|
Texto Anterior | Próximo Texto | Índice
"OS RETRATOS DE OSCAR WILDE"
Obra une Dorian Gray a amor de Shakespeare
JOSÉ GERALDO COUTO
COLUNISTA DA FOLHA
A editora Nova Alexandria
teve a feliz idéia de reunir
num só volume duas narrativas
centrais da obra do escritor irlandês Oscar Wilde (1854-1900): "O
Retrato de Dorian Gray" e "O Retrato do Sr. W.H.".
Além da coincidência da palavra "retrato" no título (algo que só
ocorre em português, já que no
original um deles fala em "picture" e o outro, em "portrait"), os
dois textos têm em comum o tema da máscara, da tensão entre a
degradação da carne e a pureza do
espírito, ou entre a fugacidade da
vida e a perenidade da arte.
As semelhanças param por aí.
Enquanto "Dorian Gray" é a obra
mais célebre e celebrada de Wilde,
"O Sr. W.H." é um texto relegado
a um injusto segundo plano.

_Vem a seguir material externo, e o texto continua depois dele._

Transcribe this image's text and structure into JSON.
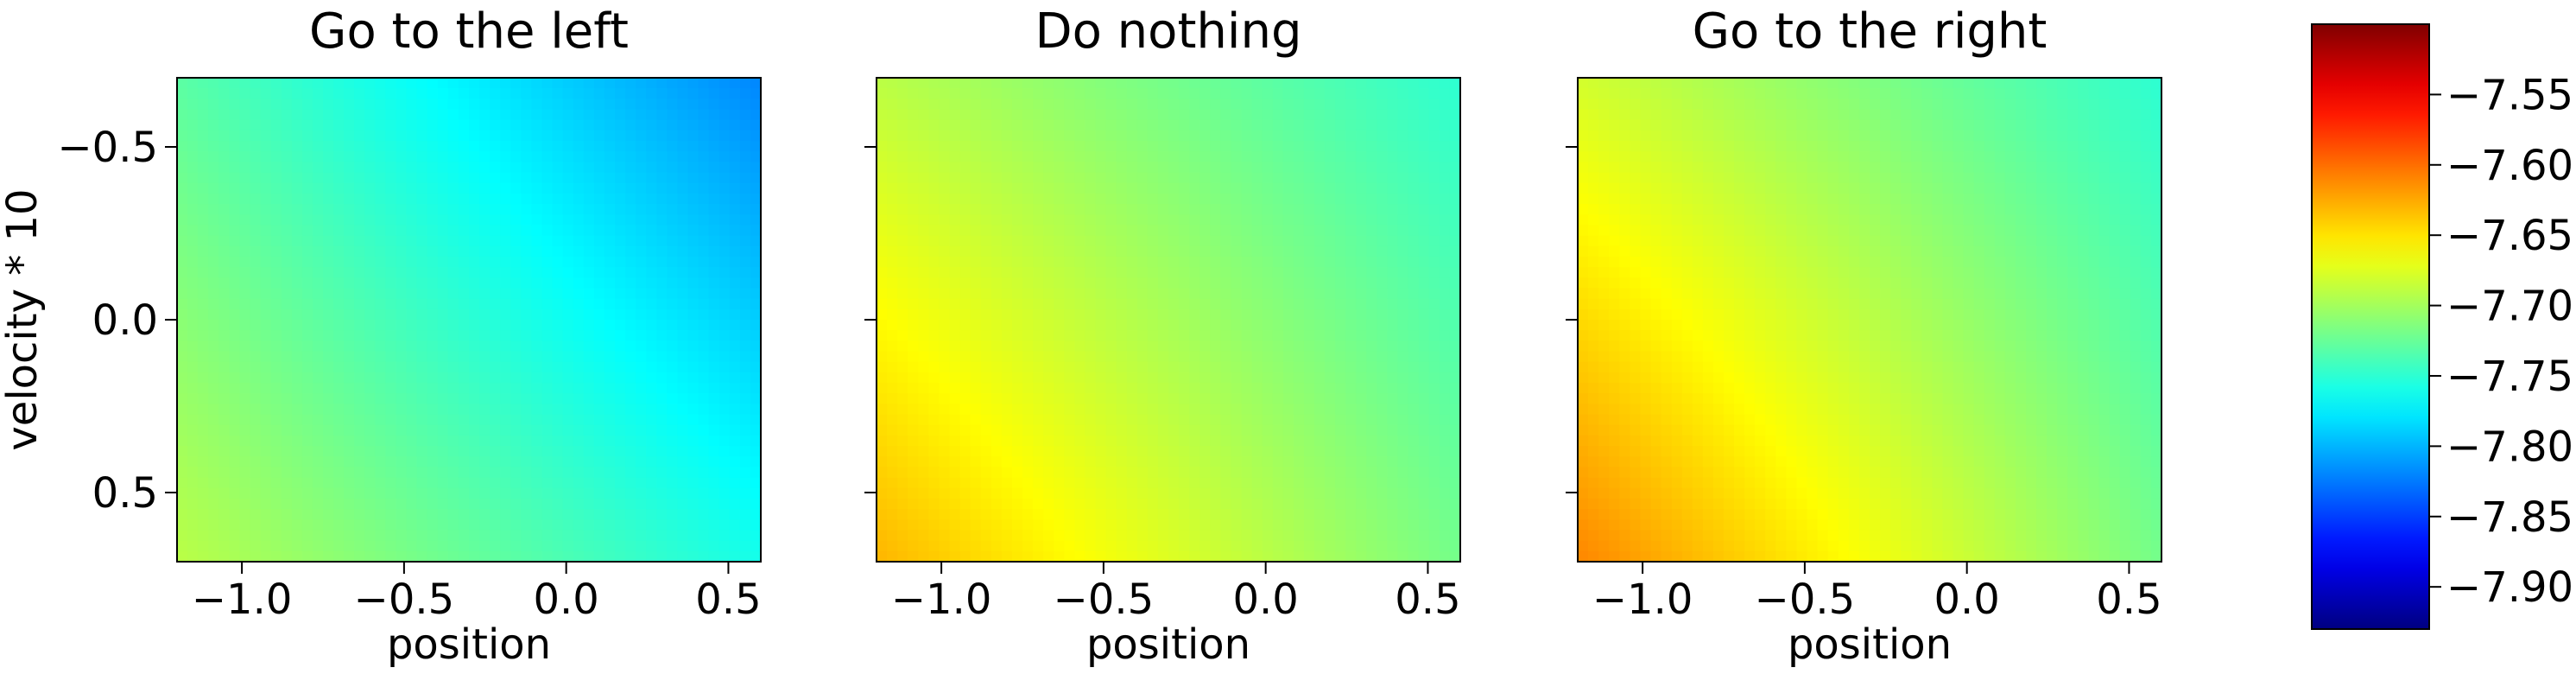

Na
edição brasileira anterior do texto, por exemplo, ele vinha "escondido" no volume "Contos" de Oscar Wilde, publicado pela Nova
Fronteira, com tradução de Barbara Heliodora.
A edição da Nova Alexandria
vem, portanto, resgatá-lo do virtual esquecimento.
Sobre "O Retrato de Dorian
Gray" muito já se falou. Romance
gótico moderno sobre o homem
que tem sua beleza e juventude
preservadas enquanto seu retrato
envelhece e se cobre de cicatrizes
por conta de sua vida devassa, é
uma versão decadentista do mito
de Fausto. Foi adaptado inúmeras
vezes para o teatro, o cinema e a
televisão.
"O Sr. W.H.", por sua vez, é um
dos textos mais modernos de Wilde, tanto pela mistura de gêneros
(ensaio, ficção, memórias) como
pela intertextualidade e pela metalinguagem.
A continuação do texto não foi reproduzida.